Anda di halaman 1dari 9

Pewarnaan pada Histologi

Robbie Cristian Hutasoit

233308010015

Dosen: dr.Fiska Maya Wardhani,M.Biomed.

Pewarnaan histologi adalah sebuah teknik yang digunakan untuk memberikan warna pada organel
sel sehingga lebih mudah diamati di bawah mikroskop

Tujuan pewarnaan:
supaya unsur-unsur jaringan tampak jelas & dapat dibedakan bagian-bagiannya di bawah mikroskop

Macam-macam Zat Warna

Berdasarkan asalnya

a.Zat warna alamiah

Berasal dari tumbuhann/hewan

Misalnya Hematoxylin dari H.campecenium L.Carmin dari Caceuscacti (insecta pada cactus)

b.Zat warna sintetis

Dibuat di pabrik

Misalnya:crystal violet,analin blue,malachite green,safranin.

Berdasarkan sifat

a.Zat warna basa

Garam garam dari asam pembawa warna dan radikal basa tak berwarna .

Misalnya: asam fuchsin,eosin

b.Zat warna basa

Garam garam dari basa pembawa warna dan radikal asam tak berwarna

Misalnya:basic fuchsin hematoxylin

Berdasarkan Kemampuan

a.Zat warna substantif

Mampu langsung mewarnai jaringan.

Misalnya: eosin,safranin,fast green,yanus green

b.Zaat warna ajektif

Berfungsi dengan baik bila dibantu zat lain (zat mordan)

Misalnya:hematoxylin
Berdasarkan Pengaruh Zat warna terhadap obyek

a.Pewarna efektif

Hanya mewarnai satu atau beberapa bagian jaringan saja

Misalnya:Toluidin blue untuk jaringan mesenterium yang jelas hanya granula

b.Pewarna difus

Mewarnai seluruh jaringan tetapi daya serapnya tidak sama

Misalnya:eosin

Cara Penggunaan Zat Warna

1.Pewarnaan simultan,2 atau lebih macam zat warna dipakai bersama-sama

Misalnya:Larutan malory(anilin blue & orange G)

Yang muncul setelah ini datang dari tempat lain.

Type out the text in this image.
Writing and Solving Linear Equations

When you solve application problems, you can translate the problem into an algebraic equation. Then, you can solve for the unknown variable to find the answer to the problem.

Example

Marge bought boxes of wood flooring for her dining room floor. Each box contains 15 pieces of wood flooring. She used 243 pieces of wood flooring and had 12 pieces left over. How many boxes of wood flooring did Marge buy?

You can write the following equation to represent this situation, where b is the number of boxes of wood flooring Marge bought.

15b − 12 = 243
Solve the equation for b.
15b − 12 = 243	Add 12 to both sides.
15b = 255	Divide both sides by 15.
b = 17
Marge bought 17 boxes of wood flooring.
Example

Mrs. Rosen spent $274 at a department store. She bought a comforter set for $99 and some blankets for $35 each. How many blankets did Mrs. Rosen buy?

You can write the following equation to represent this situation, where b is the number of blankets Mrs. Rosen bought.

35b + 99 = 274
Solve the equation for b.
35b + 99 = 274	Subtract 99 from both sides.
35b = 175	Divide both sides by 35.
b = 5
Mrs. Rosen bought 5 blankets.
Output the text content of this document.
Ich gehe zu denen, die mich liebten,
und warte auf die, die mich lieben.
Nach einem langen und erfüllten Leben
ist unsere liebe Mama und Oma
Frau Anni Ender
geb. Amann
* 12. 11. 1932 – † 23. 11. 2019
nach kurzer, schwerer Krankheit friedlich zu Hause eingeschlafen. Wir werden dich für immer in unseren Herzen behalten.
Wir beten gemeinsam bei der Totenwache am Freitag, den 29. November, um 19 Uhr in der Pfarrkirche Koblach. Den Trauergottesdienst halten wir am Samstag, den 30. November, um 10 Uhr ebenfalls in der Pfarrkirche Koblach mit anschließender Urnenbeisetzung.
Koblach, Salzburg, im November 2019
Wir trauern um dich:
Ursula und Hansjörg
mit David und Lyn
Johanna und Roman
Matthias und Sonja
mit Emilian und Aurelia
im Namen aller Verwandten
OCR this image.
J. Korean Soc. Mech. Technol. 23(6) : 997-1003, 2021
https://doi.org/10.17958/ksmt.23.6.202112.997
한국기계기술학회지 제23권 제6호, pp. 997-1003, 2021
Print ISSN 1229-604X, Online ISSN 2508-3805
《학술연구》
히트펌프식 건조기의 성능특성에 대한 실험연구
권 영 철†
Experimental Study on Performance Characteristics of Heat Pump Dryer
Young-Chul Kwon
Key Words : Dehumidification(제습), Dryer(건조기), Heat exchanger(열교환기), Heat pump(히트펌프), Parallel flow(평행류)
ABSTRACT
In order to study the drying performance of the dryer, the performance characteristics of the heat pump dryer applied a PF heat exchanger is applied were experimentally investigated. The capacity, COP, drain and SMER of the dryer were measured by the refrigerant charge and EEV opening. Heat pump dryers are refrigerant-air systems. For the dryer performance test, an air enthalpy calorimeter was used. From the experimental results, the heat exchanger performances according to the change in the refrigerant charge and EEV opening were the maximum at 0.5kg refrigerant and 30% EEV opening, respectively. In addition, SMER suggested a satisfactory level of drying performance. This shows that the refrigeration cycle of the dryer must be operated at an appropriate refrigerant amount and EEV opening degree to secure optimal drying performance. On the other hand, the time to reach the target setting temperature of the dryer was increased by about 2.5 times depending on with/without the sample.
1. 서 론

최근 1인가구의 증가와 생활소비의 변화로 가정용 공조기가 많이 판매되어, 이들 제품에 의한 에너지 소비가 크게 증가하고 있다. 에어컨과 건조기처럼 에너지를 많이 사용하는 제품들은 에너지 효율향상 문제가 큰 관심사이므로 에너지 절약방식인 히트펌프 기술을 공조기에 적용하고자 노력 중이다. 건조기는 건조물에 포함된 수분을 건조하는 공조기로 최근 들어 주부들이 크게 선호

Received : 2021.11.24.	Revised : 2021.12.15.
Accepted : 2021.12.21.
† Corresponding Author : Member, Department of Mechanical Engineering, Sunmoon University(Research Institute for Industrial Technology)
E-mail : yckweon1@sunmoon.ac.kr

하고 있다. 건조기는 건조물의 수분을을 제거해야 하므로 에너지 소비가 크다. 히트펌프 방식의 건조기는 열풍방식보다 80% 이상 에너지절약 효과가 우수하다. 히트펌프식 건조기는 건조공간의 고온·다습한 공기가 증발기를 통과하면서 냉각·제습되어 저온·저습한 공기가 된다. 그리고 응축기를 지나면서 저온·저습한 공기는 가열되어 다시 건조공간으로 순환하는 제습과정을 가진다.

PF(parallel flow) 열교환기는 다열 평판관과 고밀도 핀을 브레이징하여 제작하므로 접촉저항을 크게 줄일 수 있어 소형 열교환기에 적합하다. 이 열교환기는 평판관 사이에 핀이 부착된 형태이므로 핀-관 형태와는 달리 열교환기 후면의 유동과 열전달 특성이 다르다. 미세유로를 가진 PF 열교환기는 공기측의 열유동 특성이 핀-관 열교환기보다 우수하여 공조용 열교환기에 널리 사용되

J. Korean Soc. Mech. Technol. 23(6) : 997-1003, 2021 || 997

2.Pewarnaan suksedan,2 atau lebih zat warna diberikan bergantian diselingi pencucian

Misalnya : Safrani-fast greeq hematoxylinreosin

Bahan-bahan yang digunakan dalam Pewarnaan


1.Pewarnaan Hematoxylin-eosiin (HE)

Pewarnaan hematoksilin dan eosin (atau pewarnaan H&E) adalah salah satu pewarnaan jaringan
utama yang digunakan dalam histologi. Ini adalah noda yang paling banyak digunakan dalam
diagnosis medis dan sering kali merupakan standar emas ; misalnya, ketika ahli patologi melihat
biopsi dari dugaan kanker , bagian histologis cenderung diwarnai dengan H&E.

H&E adalah kombinasi dari dua pewarnaan histologis: hematoxylin dan eosin . Hematoxylin menodai
nuklei sel biru, dan eosin menodai matriks ekstraseluler dan sitoplasma merah muda, dengan
struktur lain mengambil berbagai corak, rona, dan kombinasi warna-warna ini. Noda menunjukkan
tata letak umum dan distribusi sel dan memberikan gambaran umum struktur sampel jaringan. Oleh
karena itu, ahli patologi dapat dengan mudah membedakan antara bagian inti dan sitoplasma dari
suatu sel.

Kombinasi pewarnaan ini pertama kali diperkenalkan pada tahun 1876 oleh A. Wissowzsky

Prosedur

Prosedur pewarnaan H&E adalah pewarnaan utama dalam histologi sebagian karena dapat
dilakukan dengan cepat, tidak mahal, dan menodai jaringan sedemikian rupa sehingga sejumlah
besar anatomi mikroskopis terungkap, dan dapat digunakan untuk mendiagnosis berbagai kondisi
histopatologis. Hasil dari pewarnaan H&E tidak terlalu tergantung pada bahan kimia yang digunakan
untuk memperbaiki jaringan atau sedikit inkonsistensi dalam protokol laboratorium, dan faktor-
faktor ini berkontribusi terhadap penggunaan rutin dalam histologi.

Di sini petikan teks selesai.